The objection now taken, that the summons was improperly indorsed, cannot be maintained. The indorsement was as follows : Issued according to the proceedings of title nine, chapter twentieth, part first of the revised statutes.” This I think wa¡s a substantial compliance with the statute, which uses the word “ provisions,” instead of “ proceedings.” (2 R. S. 481, § 7.)

At the return of the summons, one Andrews appeared for the. plaintiffs. The defendant by his attorney denied the authority of Andrews to appear. The return of the justice then says, “ Plaintiffs’ counsel on oath declares his authority, by one of the overseers of the poor of the town of Potter to answer to this suit. Plaintiff sustained by the court.” Then follows the complaint, in which the official character of the plaintiffs as overseers of the poor of the town of Potter is disclosed. It was afterwards *345proved that the plaintiffs were such overseers. This, I think, should be held sufficient, especially as the defendant appeared and answered the complaint and defended at the trial. (Fanning v. Trowbridge, 5 Hill, 428. Wilcox v. Clement, 4 Denio, 160.)

Upon the trial, the plaintiff made clear proof by at least one witness, whose testimony the justice, so far as we can perceive, had no right to disregard or discredit, of the sale of one quart of whisky. No error is complained of in respect to that evidence. After-wards the justice allowed the plaintiffs to prove the declarations of one John Conley, to the effect that the defendant had sold him whisky contrary to the statute, and this when the defendant was not present at the time the declarations so proved were made. This evidence was received, notwithstanding objections were interposed to it 'by the defendant. This- was clearly error, but not such an error as to vitiate the judgment; because the recovery was for one penalty, (§25,) and if the plaintiffs were entitled to recover at all, they were entitled, by virtue of the other evidence referred to, to recover that amount; and if the next point now made for the appellant can be got over, the justice was bound to render judgment for at least one penalty of §25. (Bort v. Smith, 5 Barb. 283.)

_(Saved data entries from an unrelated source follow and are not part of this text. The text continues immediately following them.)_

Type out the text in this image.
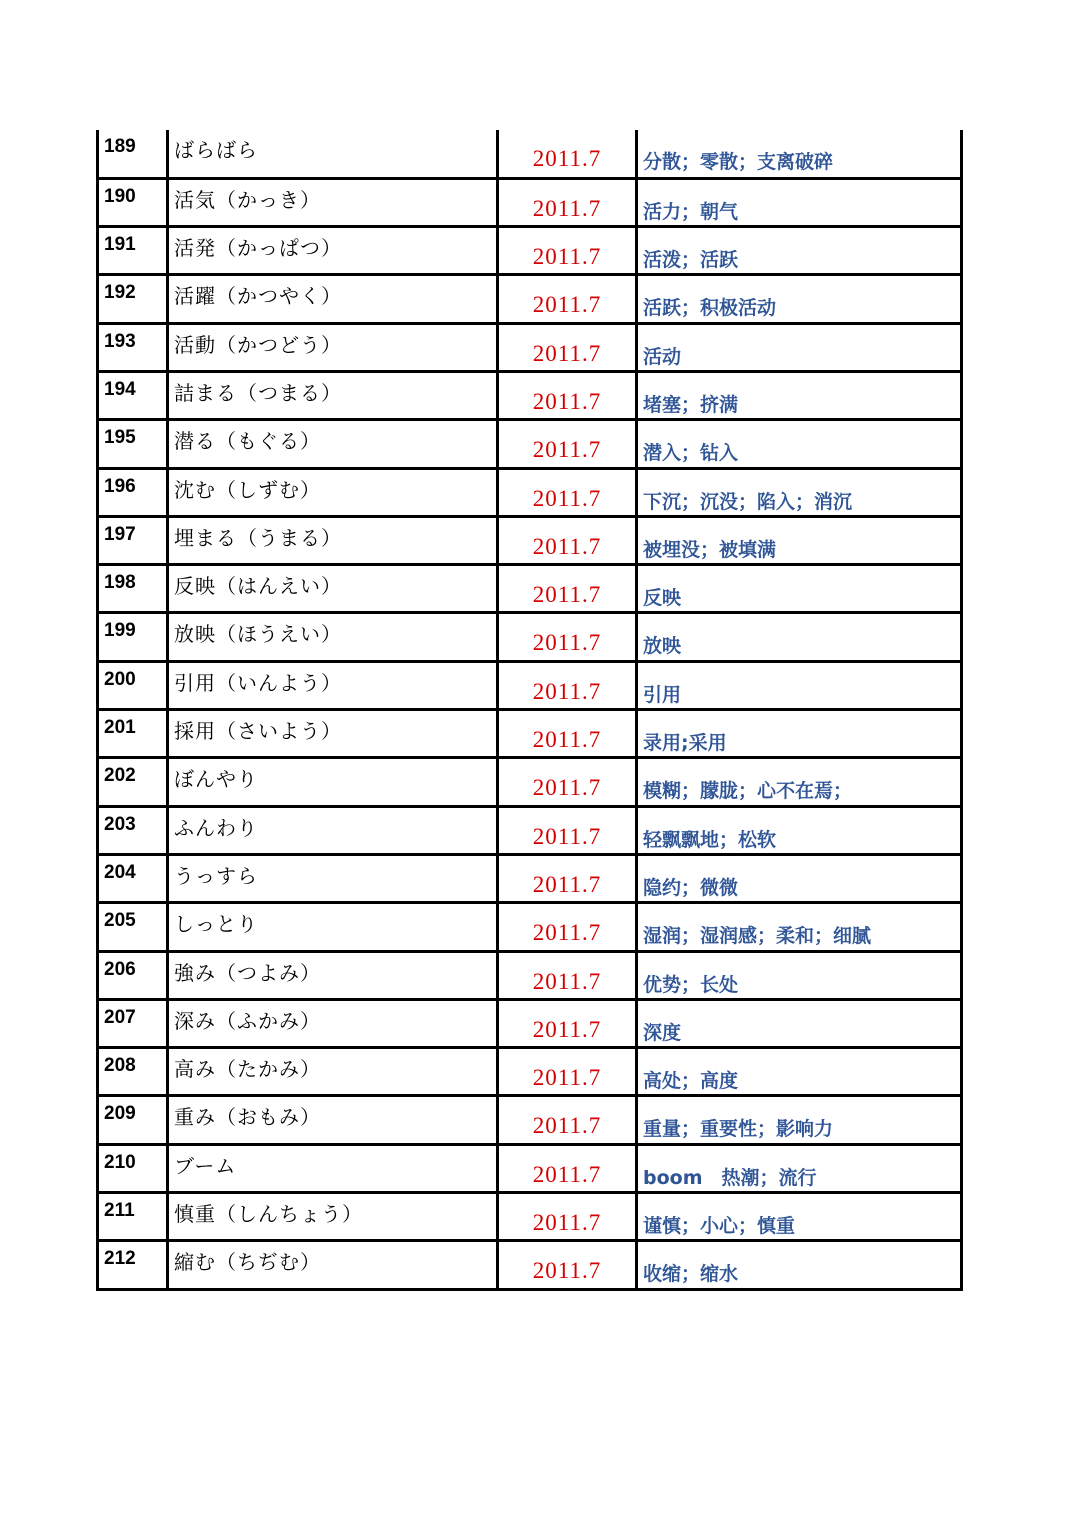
189	ばらばら	2011.7	分散；零散；支离破碎

190	活気（かっき）	2011.7	活力；朝气

191	活発（かっぱつ）	2011.7	活泼；活跃

192	活躍（かつやく）	2011.7	活跃；积极活动

193	活動（かつどう）	2011.7	活动

194	詰まる（つまる）	2011.7	堵塞；挤满

195	潜る（もぐる）	2011.7	潜入；钻入

196	沈む（しずむ）	2011.7	下沉；沉没；陷入；消沉

197	埋まる（うまる）	2011.7	被埋没；被填满

198	反映（はんえい）	2011.7	反映

199	放映（ほうえい）	2011.7	放映

200	引用（いんよう）	2011.7	引用

201	採用（さいよう）	2011.7	录用;采用

202	ぼんやり	2011.7	模糊；朦胧；心不在焉；

203	ふんわり	2011.7	轻飘飘地；松软

204	うっすら	2011.7	隐约；微微

205	しっとり	2011.7	湿润；湿润感；柔和；细腻

206	強み（つよみ）	2011.7	优势；长处

207	深み（ふかみ）	2011.7	深度

208	高み（たかみ）	2011.7	高处；高度

209	重み（おもみ）	2011.7	重量；重要性；影响力

210	ブーム	2011.7	boom　热潮；流行

211	慎重（しんちょう）	2011.7	谨慎；小心；慎重

212	縮む（ちぢむ）	2011.7	收缩；缩水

The remaining point now made by the appellant is, that there was no proof that the liquor proved to have been sold by the defendant was sold in the town of Potter. This. is undoubtedly true. There is not a word of evidence tending to show, nor any thing in the case from which it can be inferred, in what town the liquor in point of fact was sold. It is not proved, nor does it in any way appear, in what town the defendants lived. This objection seems quite formidable. The plaintiffs prosecute as overseers of the poor of the town of Potter. They cannot recover unless the defendant sold liquor in violation of the statute in that town ; and although it was clearly proved that the defendant did sell in violation of law, yet it is not shown that it was done in the town of Potter. (2 R. S. 681, § 19.) But my brethren think, that inasmuch as the return shows that the justice resided in the town of Potter, and-the plaintiffs prosecuted *346as overseers of the poor of that town, and no question or objection was raised before the justice as to the place where the liquors were sold, it must have been assumed upon the trial, that the selling was in Potter; and that the cause seems to have been tried upon that assumption. Upon the whole, I am disposed, with some hesitation, to concur in this view.

[Monroe General Term, March 5, 1855.

Johnson, Welles and T. R. Strong, Justices.]

The judgment of the county court is therefore affirmed.